Niccolo Machiavelli dalam bukunya Discourses dapat membantu kita memahami rasionalisasi di balik munculnya isu tersebut. Dalam pengamatannya terhadap pergantian pemimpin-pemimpin Roma, Machiavelli menyimpulkan bahwa jika pemimpin yang baru tidak secakap pemimpin sebelumnya, maka ia hanya dapat mempertahankan kekuasaannya selama sesaat, bahkan tidak mampu mempertahankan negaranya.
Pada kasus Ma’ruf, tidak sedikit pihak yang membandingkan kecakapan sang kiai dengan wapres sebelumnya, Jusuf Kalla (JK). Pasalnya, ketika menjabat sebagai wapres ketika mendampingi Presiden Jokowi, Jk jamak dinilai diberikan porsi tugas yang signifikan, khususnya mengurus ekonomi dan melakukan diplomasi, baik dalam dan luar negeri.
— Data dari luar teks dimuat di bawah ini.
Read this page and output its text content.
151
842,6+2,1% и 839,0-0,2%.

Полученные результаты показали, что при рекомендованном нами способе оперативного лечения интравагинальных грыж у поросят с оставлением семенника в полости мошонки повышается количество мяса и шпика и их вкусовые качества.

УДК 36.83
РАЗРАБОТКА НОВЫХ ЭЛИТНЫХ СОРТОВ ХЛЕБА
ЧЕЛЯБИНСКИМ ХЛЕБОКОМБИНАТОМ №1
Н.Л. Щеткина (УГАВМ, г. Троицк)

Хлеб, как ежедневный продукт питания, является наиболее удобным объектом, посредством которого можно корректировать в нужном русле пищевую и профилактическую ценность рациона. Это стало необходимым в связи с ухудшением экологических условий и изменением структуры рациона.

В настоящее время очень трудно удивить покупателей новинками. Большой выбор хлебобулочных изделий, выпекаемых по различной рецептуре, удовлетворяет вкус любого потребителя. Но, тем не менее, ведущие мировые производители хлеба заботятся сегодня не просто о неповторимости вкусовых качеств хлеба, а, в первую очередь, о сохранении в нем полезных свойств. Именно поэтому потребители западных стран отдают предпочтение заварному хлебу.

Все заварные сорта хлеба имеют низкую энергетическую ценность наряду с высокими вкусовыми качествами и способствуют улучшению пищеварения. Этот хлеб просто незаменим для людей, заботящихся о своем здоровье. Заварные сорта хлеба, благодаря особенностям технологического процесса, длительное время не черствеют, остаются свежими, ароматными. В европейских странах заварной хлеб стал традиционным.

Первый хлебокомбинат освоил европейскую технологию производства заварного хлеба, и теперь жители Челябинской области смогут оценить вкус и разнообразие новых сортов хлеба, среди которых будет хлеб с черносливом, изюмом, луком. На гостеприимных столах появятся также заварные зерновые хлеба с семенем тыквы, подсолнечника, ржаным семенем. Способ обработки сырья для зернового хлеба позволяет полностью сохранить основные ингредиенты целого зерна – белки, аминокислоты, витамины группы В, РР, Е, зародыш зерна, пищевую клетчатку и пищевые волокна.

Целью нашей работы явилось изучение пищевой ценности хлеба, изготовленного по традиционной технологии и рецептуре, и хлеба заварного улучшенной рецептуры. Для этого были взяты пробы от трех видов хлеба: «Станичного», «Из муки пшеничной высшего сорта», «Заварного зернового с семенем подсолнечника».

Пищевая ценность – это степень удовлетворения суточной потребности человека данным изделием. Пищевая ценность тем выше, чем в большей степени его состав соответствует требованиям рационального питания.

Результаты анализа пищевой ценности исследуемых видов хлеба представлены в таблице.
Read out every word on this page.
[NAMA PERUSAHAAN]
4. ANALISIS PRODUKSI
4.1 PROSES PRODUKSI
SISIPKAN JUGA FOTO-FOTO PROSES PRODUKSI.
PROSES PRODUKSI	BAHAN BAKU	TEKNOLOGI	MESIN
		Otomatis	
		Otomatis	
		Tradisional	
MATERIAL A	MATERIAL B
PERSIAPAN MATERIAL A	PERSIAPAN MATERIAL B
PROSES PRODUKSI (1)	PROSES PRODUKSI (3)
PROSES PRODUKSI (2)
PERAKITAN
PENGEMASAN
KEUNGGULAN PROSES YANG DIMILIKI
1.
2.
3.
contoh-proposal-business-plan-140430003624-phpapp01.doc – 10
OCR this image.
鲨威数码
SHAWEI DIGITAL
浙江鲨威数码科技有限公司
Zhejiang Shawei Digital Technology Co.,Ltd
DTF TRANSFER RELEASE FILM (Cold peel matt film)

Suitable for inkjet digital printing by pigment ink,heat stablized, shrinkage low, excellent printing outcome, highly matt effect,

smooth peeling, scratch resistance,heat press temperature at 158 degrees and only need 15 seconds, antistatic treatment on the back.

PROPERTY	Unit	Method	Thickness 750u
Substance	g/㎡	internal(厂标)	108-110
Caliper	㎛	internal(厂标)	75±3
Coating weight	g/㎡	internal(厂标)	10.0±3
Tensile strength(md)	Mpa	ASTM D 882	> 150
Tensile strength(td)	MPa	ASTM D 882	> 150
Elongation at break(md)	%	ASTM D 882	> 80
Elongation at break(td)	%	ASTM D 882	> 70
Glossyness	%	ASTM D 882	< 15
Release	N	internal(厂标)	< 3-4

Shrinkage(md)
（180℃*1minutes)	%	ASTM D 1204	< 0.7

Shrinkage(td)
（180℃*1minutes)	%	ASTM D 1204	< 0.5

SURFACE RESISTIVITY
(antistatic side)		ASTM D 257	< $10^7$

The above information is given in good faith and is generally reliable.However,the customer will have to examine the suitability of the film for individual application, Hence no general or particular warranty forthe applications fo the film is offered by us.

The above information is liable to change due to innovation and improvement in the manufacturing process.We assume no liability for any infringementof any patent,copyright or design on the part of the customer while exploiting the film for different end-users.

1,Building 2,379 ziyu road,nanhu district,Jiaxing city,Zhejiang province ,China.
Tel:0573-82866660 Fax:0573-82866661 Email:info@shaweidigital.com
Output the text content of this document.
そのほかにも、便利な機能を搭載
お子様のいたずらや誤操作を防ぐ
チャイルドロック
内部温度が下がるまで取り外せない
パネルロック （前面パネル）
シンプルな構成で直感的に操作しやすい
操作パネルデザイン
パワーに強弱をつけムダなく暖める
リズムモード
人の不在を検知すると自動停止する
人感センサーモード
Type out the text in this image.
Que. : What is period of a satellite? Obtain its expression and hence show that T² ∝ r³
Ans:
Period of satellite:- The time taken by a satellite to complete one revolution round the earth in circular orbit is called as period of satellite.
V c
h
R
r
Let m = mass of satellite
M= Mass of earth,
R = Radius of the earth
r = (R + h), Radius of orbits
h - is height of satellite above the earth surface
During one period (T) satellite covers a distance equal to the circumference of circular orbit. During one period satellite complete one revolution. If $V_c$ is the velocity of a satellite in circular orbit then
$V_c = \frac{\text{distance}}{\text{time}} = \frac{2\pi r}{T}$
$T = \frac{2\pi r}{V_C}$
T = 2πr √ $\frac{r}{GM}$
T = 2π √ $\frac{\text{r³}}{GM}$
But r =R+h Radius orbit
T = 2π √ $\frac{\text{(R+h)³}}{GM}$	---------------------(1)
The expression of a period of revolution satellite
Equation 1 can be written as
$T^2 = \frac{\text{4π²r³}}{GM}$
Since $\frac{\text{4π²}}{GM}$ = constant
Sebagaimana diketahui, JK adalah pebisnis ulung yang memiliki jaringan bisnis yang luas. Selain itu, kemampuan diplomasi JK membuatnya kerap dikirim mewakili Presiden Jokowi berbicara di forum-forum internasional.
Jika benar Ma’ruf dinilai tidak secakap JK, boleh jadi telah terjadi distrust atau ketidakpercayaan terhadap tokoh senior NU tersebut. Distrust ini pula yang sepertinya terjadi di tengah masyarakat, menimbang pada ramainya sebutan Wapres AFK di berbagai lini sosial media.
Francis Fukuyama dalam bukunya Trust: The Social Virtues and the Creation of Prosperity, menegaskan bahwa trust atau kepercayaan adalah pengikat yang membuat kerja sama menjadi efisien dan berjalan dengan baik. Artinya, jika defisit trust tengah terjadi, seperti dalam pernyataan Ubed, besar kemungkinan Ma’ruf memang tidak diberikan porsi tugas yang jelas karena kecakapan dirinya diragukan.
Fukuyama dalam bukunya The Great Disruption: Human Nature and the Reconstitution of Social Order menyebutkan bahwa kapitalisme memang memiliki potensi untuk membuat agen-agen yang terlibat di dalamnya untuk mengabaikan perkara moral dan etika.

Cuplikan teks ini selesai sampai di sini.